Your dataset is a list of lists. Your freq_table function takes in data (list of lists) and a key. It loops row after row to count the number of items available. It returns the key and the number of time the value occurs freq to the table dictionary. After that, takes the freq in the table dictionary and convert this value into percentage value. The function returns the percentage value.

genres_ios = freq_table(ios_final, -5) means take the dataset ios_final and take the key -5 and return a frequency table in percentage.

for genre in genres_ios This means take the dictionary key from the percentage dictionary genres_ios.

for app in ios_final this means take a row app from the ios_final list of lists.

genre_app = app[-5] This means pick a value from the row called app from the point indexed -5. if genre_app == genre: means check if the key from the dictionary genre is equal to what you picked from the row called app. If it is equal, update n_ratings, total and len_genre values.

After you have gone through all the values in the loop, calculate the average value and print.


def freq_table(dataset, index):
    table = {}
    total = 0
    
    for row in dataset:
        total += 1
        value = row[index]
        if value in table:
            table[value] += 1
        else:
            table[value] = 1
    
    table_percentages = {}
    for key in table:
        percentage = (table[key] / total) * 100
        table_percentages[key] = percentage 
    
    return table_percentages


genres_ios = freq_table(ios_final, -5)

for genre in genres_ios:
    total = 0
    len_genre = 0
    for app in ios_final:
        genre_app = app[-5]
        if genre_app == genre:            
            n_ratings = float(app[5])
            total += n_ratings
            len_genre += 1
    avg_n_ratings = total / len_genre
    print(genre, ':', avg_n_ratings)
1 Like

Thank you @monorienaghogho!! I feel like I understand 80% of this. So for xxx in the dictionary means that the computer only takes the key out from the dictionary, but if for xxx in the list means that the computer takes the whole line/row from the list. did I get it correctly?

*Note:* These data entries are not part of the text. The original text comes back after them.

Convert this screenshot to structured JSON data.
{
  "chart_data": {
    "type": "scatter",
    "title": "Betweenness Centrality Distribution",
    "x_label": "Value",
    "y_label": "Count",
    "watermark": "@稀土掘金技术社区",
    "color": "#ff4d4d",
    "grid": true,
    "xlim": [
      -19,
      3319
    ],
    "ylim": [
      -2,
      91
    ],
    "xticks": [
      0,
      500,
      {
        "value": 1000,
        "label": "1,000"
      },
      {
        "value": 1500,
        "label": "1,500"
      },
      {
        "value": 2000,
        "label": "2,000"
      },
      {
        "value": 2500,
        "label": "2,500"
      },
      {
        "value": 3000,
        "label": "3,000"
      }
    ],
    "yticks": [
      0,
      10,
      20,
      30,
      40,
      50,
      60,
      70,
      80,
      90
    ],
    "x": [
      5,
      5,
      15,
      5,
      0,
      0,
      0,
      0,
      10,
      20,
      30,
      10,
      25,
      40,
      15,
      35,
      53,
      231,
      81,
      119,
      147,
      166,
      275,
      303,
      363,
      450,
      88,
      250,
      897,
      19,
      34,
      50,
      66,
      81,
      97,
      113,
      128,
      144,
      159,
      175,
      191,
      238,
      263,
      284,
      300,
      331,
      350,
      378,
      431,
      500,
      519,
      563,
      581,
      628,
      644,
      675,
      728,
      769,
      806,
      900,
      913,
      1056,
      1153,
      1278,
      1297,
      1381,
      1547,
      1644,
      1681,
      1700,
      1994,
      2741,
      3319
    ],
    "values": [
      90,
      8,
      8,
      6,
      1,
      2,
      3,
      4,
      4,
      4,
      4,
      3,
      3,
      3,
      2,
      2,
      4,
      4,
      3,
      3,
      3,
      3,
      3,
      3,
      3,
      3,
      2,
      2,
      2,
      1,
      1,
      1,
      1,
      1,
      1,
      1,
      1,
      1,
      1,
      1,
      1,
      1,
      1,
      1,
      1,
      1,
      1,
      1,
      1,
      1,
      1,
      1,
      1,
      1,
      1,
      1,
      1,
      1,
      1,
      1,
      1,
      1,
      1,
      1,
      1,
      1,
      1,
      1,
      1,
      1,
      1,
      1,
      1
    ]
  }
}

I still don’t really understand genres_ios = freq_table(ios_final, -5). so the reason we do this is becasue we only need to take the unique genre fro the frequency table, we don’t really need the percentage number here. Did I get it right?

So **for xxx in the dictionary** means that the computer only takes the key out from the dictionary, but if **for xxx in the list** means that the computer takes the whole line/row from the list You understood this correctly.

genres_ios = freq_table(ios_final, -5) Here you are calculating the frequency (in percentage) of several genres in ios_table. It is the freq_table that does the work. It estimates in percentage how different genres occur in ios_table and it returns a dictionary with keys/genres and percentages

Thank again!!@monorienaghogho

Now I am trying to understand the sum up part.
if genre_app==genre:
** rating_value=float(row[5])**
** total +=rating_value**
** len_genre +=1**
i sum up all the rating_value that i took from ios_final dataset, and add all them up and put into the total{} that i created. did i get it correctly?

if genre_app == genre. Take the value from the rating which is indexed as 5 on the row. Convert to float. Update the total adding rating value (total +=rating_value), then increase the len_genre by 1. All these updates only take place if genre_app == genre.